Po pierwsze, odniesienia głosowe, które mówisz podczas konfigurowania Siri, są zapisywane bezpośrednio w tym układzie AOP. Są one następnie uzupełniane o nowe klawisze głosowe prawie za każdym razem, gdy aktywujesz Siri. W ten sposób iPhone uczy się reagować tylko na głos swojego właściciela.
Po drugie, chociaż AOP ma dostęp do mikrofonu, nie interpretuje mowy na tekst. Oznacza to, że nie analizuje tego, co mówisz. Eliminuje to wszelkie szanse na “tajne podsłuchiwanie” użytkownika smartfona.
Chip stale odbiera fale dźwiękowe, a dokładniej ich segmenty o długości zaledwie 0,01 sekundy w różnych odstępach czasu. Jeśli użytkownik uzyska dostęp do asystenta głosowego, AOP zbiera klaster 20 odniesień o łącznej długości 0,2 sekundy. Następnie trafiają do sieci neuronowej, która szuka dopasowań do nagranych przykładów.
Dopiero jeśli stopień zbieżności osiągnie pewien punkt (ile Apple nie określa w procentach), iOS otrzyma polecenie włączenia Siri.
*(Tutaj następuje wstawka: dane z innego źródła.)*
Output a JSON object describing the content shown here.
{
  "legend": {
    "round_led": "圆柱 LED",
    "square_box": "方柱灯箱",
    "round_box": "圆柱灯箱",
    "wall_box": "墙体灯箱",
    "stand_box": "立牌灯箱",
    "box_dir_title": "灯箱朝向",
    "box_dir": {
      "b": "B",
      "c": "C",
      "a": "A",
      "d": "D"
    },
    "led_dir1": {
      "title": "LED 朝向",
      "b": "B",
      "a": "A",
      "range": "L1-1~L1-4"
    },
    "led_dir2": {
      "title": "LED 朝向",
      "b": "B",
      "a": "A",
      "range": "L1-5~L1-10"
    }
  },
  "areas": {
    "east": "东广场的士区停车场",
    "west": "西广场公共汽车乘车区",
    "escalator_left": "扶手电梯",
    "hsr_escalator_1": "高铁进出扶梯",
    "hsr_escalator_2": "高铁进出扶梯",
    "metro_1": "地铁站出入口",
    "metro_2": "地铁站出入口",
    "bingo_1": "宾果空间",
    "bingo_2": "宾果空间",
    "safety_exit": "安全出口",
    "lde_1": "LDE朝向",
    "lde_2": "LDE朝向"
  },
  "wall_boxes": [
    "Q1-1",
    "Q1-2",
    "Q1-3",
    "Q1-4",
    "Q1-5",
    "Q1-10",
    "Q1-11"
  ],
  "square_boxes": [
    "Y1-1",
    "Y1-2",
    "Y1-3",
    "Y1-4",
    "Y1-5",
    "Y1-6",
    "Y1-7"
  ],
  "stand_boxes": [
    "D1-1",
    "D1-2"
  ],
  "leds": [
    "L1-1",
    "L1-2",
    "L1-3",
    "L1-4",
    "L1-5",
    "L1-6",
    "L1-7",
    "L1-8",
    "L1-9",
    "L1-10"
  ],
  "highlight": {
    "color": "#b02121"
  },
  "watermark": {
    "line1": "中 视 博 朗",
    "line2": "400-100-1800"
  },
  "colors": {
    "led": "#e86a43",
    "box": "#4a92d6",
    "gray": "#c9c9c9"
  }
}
Następnie iPhone zaczyna słuchać tego, co mówisz, i interpretuje to na żądanie, które Siri wykona (lub nie).
Czy asystencji innych firm działają tak samo?
Trudno powiedzieć, czy inne firmy, takie jak Google, stosują podobne metody w rozwoju asystentów głosowych. W każdym razie jeśli chodzi o Apple i „Hey Siri” nie musisz się martwić o prywatność. Apple nie podsłuchuje swoich użytkowników – nie ma takiej potrzeby.